Abstract

Emitter formation is one of the most critical and crucial process steps in the fabrication of standard silicon wafer solar cells. Typically the photovoltaic industry uses tube based phosphorus diffusion, using phosphorus oxychloride as the dopant source. Alternately, a low-cost inline diffusion using phosphoric acid as a dopant source can be used. However, proper process conditions must be used to meet solar cell energy conversion efficiencies obtained by tube diffusion. In this work, we present the application of a non-acidic homogeneous emitter etch-back process – the ‘SERIS etch’ – for inline-diffused emitters in order to raise the efficiency of multicrystalline silicon (multi-Si) wafer solar cells.

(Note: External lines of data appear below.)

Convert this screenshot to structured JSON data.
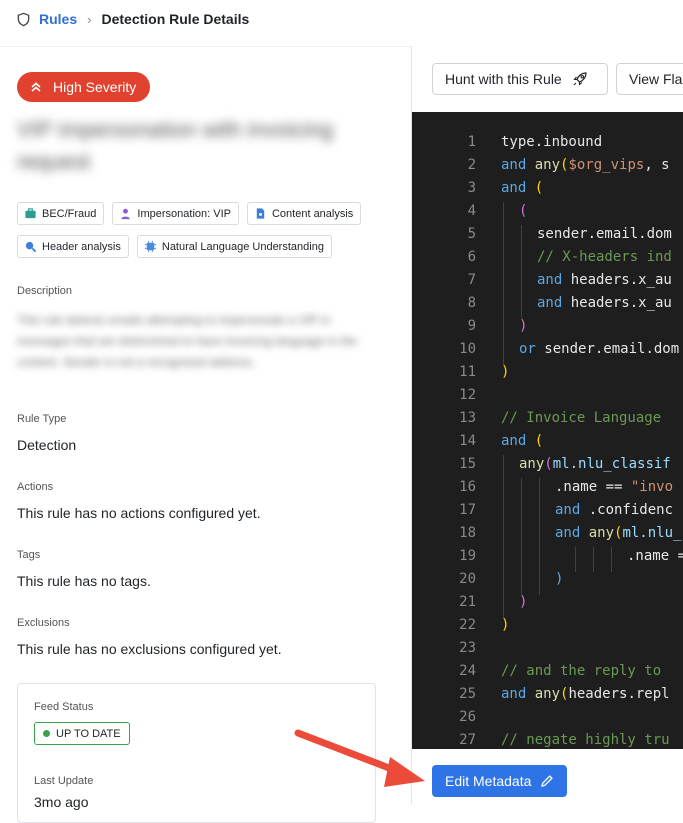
{
  "breadcrumb": {
    "root": "Rules",
    "current": "Detection Rule Details"
  },
  "severity": {
    "label": "High Severity",
    "color": "#e0422f"
  },
  "rule_title": "VIP impersonation with invoicing request",
  "tags": [
    {
      "label": "BEC/Fraud",
      "icon": "briefcase-icon"
    },
    {
      "label": "Impersonation: VIP",
      "icon": "person-icon"
    },
    {
      "label": "Content analysis",
      "icon": "document-icon"
    },
    {
      "label": "Header analysis",
      "icon": "magnifier-icon"
    },
    {
      "label": "Natural Language Understanding",
      "icon": "chip-icon"
    }
  ],
  "description": {
    "label": "Description",
    "text": "This rule detects emails attempting to impersonate a VIP in messages that are determined to have invoicing language in the content. Sender is not a recognized address."
  },
  "rule_type": {
    "label": "Rule Type",
    "value": "Detection"
  },
  "actions": {
    "label": "Actions",
    "value": "This rule has no actions configured yet."
  },
  "rule_tags": {
    "label": "Tags",
    "value": "This rule has no tags."
  },
  "exclusions": {
    "label": "Exclusions",
    "value": "This rule has no exclusions configured yet."
  },
  "feed": {
    "status_label": "Feed Status",
    "status_value": "UP TO DATE",
    "status_color": "#3aa14a",
    "update_label": "Last Update",
    "update_value": "3mo ago"
  },
  "toolbar": {
    "hunt_label": "Hunt with this Rule",
    "view_label": "View Fla"
  },
  "edit_button": {
    "label": "Edit Metadata"
  },
  "code_lines": [
    "1",
    "2",
    "3",
    "4",
    "5",
    "6",
    "7",
    "8",
    "9",
    "10",
    "11",
    "12",
    "13",
    "14",
    "15",
    "16",
    "17",
    "18",
    "19",
    "20",
    "21",
    "22",
    "23",
    "24",
    "25",
    "26",
    "27"
  ],
  "code": {
    "l1": "type.inbound",
    "l2a": "and ",
    "l2b": "any",
    "l2c": "(",
    "l2d": "$org_vips",
    "l2e": ", s",
    "l3a": "and ",
    "l3b": "(",
    "l4": "(",
    "l5": "sender.email.dom",
    "l6": "// X-headers ind",
    "l7a": "and ",
    "l7b": "headers.x_au",
    "l8a": "and ",
    "l8b": "headers.x_au",
    "l9": ")",
    "l10a": "or ",
    "l10b": "sender.email.dom",
    "l11": ")",
    "l13": "// Invoice Language",
    "l14a": "and ",
    "l14b": "(",
    "l15a": "any",
    "l15b": "(",
    "l15c": "ml.nlu_classif",
    "l16a": ".name == ",
    "l16b": "\"invo",
    "l17a": "and ",
    "l17b": ".confidenc",
    "l18a": "and ",
    "l18b": "any",
    "l18c": "(",
    "l18d": "ml.nlu_",
    "l19": ".name =",
    "l20": ")",
    "l21": ")",
    "l22": ")",
    "l24": "// and the reply to",
    "l25a": "and ",
    "l25b": "any",
    "l25c": "(",
    "l25d": "headers.repl",
    "l27": "// negate highly tru"
  }
}
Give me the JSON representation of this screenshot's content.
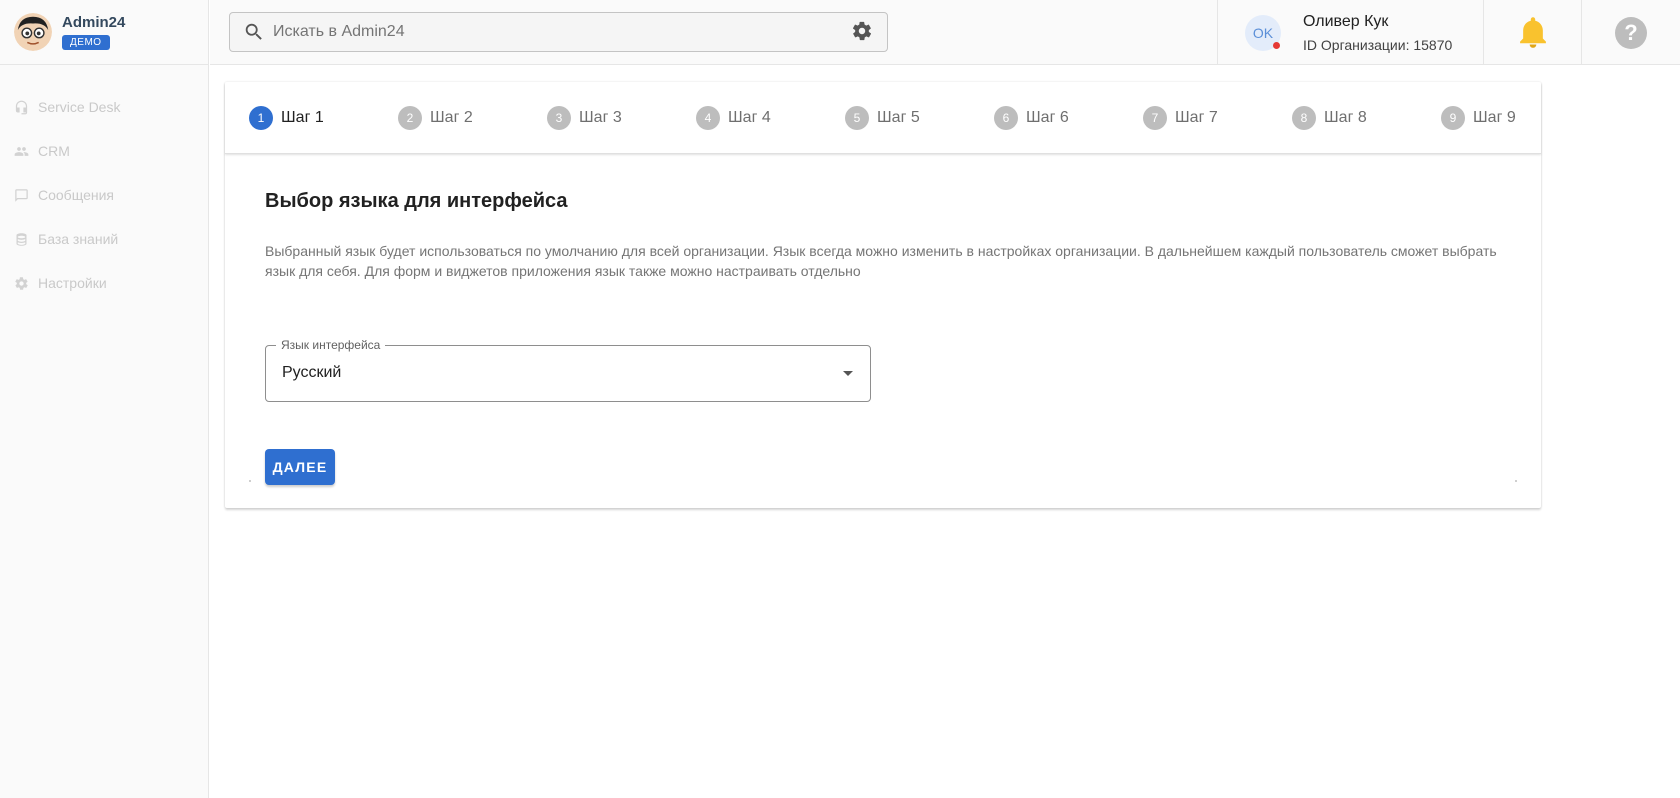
{
  "brand": {
    "name": "Admin24",
    "badge": "ДЕМО"
  },
  "sidebar": {
    "items": [
      {
        "label": "Service Desk",
        "icon": "headset-icon"
      },
      {
        "label": "CRM",
        "icon": "people-icon"
      },
      {
        "label": "Сообщения",
        "icon": "chat-icon"
      },
      {
        "label": "База знаний",
        "icon": "database-icon"
      },
      {
        "label": "Настройки",
        "icon": "gear-icon"
      }
    ]
  },
  "search": {
    "placeholder": "Искать в Admin24",
    "value": ""
  },
  "user": {
    "initials": "OK",
    "name": "Оливер Кук",
    "org_id": "ID Организации: 15870"
  },
  "help": {
    "glyph": "?"
  },
  "stepper": {
    "active_index": 0,
    "steps": [
      {
        "num": "1",
        "label": "Шаг 1"
      },
      {
        "num": "2",
        "label": "Шаг 2"
      },
      {
        "num": "3",
        "label": "Шаг 3"
      },
      {
        "num": "4",
        "label": "Шаг 4"
      },
      {
        "num": "5",
        "label": "Шаг 5"
      },
      {
        "num": "6",
        "label": "Шаг 6"
      },
      {
        "num": "7",
        "label": "Шаг 7"
      },
      {
        "num": "8",
        "label": "Шаг 8"
      },
      {
        "num": "9",
        "label": "Шаг 9"
      }
    ]
  },
  "main": {
    "title": "Выбор языка для интерфейса",
    "description": "Выбранный язык будет использоваться по умолчанию для всей организации. Язык всегда можно изменить в настройках организации. В дальнейшем каждый пользователь сможет выбрать язык для себя. Для форм и виджетов приложения язык также можно настраивать отдельно",
    "language_select": {
      "label": "Язык интерфейса",
      "value": "Русский"
    },
    "next_label": "ДАЛЕЕ"
  },
  "colors": {
    "accent": "#2f6fd0",
    "bell": "#f9c22e",
    "status_dot": "#e53935"
  }
}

We apply both light and heavy emitter etch-backs on inline-diffused emitters with sheet resistance (Rsq) values in the 40–60Ω/sq range to achieve emitters with a target Rsq of ~70Ω/sq. The emitter surface reflectance and doping uniformity are maintained even after an etch-back that results in a Rsq change of ~30Ω/sq. An average cell efficiency gain of 0.4% (absolute) is reported for cells with heavy etch-back when compared to the as-diffused non-etch-back screen-printed full-area aluminum back surface field solar cells and efficiencies up to 17.9% are achieved. Besides, best lot of the etch-back inline-diffused cells shows a 0.2% (absolute) efficiency gain over the standard tube-diffused cells. These results show that the ‘SERIS etch’ etch-back process can enable higher-efficiency industrial inline-diffused multi-Si wafer solar cells.